Sanitation crews work to remove massive amounts of garbage from DAPL protest camp before spring thaw

CANNON BALL, N.D. - Last week, we showed you all the garbage that was left by Dakota Access Pipeline protesters at the Oceti Sakowin Camp.

Now, we're showing you where all that trash will end up.

Sanitation crews are working hard to dispose of six months' worth of garbage from a community the size of Wahpeton or Valley City. The mountains of debris need to be moved before the spring thaw occurs.

Making a dent in the immense amount of trash being hauled out of the Oceti Sakowin protest camp is being hindered by the weather. All the garbage that was left behind is now frozen into massive chunks of junk.

In a month, all this trash could become toxic.

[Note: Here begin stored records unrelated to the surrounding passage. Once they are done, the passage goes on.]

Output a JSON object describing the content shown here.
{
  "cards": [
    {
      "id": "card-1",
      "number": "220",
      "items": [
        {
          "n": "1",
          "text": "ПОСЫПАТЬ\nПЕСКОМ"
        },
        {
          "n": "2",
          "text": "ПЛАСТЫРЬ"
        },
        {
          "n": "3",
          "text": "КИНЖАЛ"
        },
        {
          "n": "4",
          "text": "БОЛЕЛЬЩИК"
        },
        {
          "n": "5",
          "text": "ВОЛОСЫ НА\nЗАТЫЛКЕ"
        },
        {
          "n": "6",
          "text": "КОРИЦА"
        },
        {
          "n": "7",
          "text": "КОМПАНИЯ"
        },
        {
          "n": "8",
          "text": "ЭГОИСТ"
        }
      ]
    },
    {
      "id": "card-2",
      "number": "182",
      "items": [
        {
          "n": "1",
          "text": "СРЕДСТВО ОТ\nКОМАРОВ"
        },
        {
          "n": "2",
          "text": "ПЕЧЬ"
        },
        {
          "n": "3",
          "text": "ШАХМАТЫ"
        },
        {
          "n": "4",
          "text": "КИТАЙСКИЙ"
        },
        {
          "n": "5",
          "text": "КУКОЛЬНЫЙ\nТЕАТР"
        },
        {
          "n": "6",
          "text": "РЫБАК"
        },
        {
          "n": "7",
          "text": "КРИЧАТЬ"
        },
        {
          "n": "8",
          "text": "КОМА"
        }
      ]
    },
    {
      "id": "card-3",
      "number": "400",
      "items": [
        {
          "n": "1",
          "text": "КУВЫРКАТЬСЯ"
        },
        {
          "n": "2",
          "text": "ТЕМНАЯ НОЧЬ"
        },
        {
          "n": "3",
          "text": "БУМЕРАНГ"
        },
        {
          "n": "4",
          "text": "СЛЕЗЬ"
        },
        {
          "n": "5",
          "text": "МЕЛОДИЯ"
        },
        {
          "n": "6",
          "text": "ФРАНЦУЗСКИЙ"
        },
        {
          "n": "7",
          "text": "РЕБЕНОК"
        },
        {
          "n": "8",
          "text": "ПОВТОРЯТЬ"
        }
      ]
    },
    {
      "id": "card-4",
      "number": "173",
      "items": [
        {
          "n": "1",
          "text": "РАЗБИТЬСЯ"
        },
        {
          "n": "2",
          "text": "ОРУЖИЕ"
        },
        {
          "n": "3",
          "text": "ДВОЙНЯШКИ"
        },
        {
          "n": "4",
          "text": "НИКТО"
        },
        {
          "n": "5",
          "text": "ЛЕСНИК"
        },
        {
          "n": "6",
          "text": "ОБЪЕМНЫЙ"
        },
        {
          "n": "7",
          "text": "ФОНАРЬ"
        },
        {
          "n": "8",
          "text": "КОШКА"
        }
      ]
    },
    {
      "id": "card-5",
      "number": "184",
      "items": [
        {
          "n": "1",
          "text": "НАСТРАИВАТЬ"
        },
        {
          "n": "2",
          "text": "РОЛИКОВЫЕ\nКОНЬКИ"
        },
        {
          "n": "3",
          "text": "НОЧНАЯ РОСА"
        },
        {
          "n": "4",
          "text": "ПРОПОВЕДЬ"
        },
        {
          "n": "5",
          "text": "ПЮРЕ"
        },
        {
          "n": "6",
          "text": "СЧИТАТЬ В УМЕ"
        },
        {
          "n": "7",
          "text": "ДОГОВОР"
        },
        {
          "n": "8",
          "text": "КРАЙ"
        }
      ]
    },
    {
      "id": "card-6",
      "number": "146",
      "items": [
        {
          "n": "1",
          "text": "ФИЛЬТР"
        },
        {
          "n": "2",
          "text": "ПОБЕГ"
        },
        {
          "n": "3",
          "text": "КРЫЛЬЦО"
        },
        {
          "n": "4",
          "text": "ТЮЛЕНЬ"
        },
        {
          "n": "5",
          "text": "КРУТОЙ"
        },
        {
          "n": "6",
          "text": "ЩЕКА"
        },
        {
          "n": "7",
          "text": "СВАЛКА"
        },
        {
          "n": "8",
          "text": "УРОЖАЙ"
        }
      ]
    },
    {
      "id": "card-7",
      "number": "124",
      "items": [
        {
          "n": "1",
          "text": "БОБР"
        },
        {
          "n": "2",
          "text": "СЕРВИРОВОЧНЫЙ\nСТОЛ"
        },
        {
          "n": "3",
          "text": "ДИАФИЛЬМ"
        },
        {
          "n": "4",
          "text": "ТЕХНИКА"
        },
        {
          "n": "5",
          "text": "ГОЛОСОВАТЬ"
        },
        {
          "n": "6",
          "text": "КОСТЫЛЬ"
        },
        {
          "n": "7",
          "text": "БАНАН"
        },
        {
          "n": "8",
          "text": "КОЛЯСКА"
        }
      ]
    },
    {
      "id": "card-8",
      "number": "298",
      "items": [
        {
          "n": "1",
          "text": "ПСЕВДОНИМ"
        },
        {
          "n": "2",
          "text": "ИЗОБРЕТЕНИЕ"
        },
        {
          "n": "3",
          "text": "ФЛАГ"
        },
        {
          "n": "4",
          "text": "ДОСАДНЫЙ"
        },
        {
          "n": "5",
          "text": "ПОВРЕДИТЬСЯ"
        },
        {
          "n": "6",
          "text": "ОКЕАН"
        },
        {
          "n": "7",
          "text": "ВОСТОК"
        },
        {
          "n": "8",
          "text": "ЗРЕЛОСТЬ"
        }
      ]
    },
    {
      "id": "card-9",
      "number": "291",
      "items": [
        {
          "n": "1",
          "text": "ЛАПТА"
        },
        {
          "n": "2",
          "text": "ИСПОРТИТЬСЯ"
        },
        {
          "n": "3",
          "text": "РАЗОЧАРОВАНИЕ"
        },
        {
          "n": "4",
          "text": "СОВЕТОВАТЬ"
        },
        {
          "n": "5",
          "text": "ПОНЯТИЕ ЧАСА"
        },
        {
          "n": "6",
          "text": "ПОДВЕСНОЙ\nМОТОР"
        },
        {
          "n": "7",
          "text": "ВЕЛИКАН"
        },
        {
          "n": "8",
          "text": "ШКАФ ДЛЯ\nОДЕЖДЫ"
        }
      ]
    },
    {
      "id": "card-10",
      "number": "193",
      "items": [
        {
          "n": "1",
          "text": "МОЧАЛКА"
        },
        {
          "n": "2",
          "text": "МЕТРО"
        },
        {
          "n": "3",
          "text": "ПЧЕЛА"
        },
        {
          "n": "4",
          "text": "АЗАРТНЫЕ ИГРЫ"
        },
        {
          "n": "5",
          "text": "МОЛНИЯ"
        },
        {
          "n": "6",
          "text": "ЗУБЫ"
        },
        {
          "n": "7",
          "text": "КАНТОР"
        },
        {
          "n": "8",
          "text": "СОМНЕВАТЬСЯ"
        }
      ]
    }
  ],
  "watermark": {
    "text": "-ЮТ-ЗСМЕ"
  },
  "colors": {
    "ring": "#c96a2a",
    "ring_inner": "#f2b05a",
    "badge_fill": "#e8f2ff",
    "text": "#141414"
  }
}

"Standing Rock Environmental Protection Agency and Dakota Sanitation are working together to try and advert an environmental tragedy," says Tom Doering, Morton County Emergency Manager.

It's estimated it will take 250 trucks filled with litter to clear the camp.

"There's a lot of work to be done," says Doering.

Each load that's dumped is inspected by the Morton County Sheriff's Department.

"We are looking for, as I said, anything illegal, anything that might be used to, I guess, harm our officers during a protest," says Jay Gruebele, Morton County Sheriff's Office Captain.

Authorities are also searching through the piles for evidence they hope they don't find.

"As bad as it sounds, we're looking for people that may have died and could be wrapped up in a canvas or a tarp or tent," says Gruebele.

Logistics make cleaning up this mess more difficult.

"Because the bridge is closed, they have to take the long way around, so it's adding haul time," says Doering.

Twenty-three loads have been dumped at the Bismarck Landfill since the cleanup started.

The clean-up effort started about a week ago.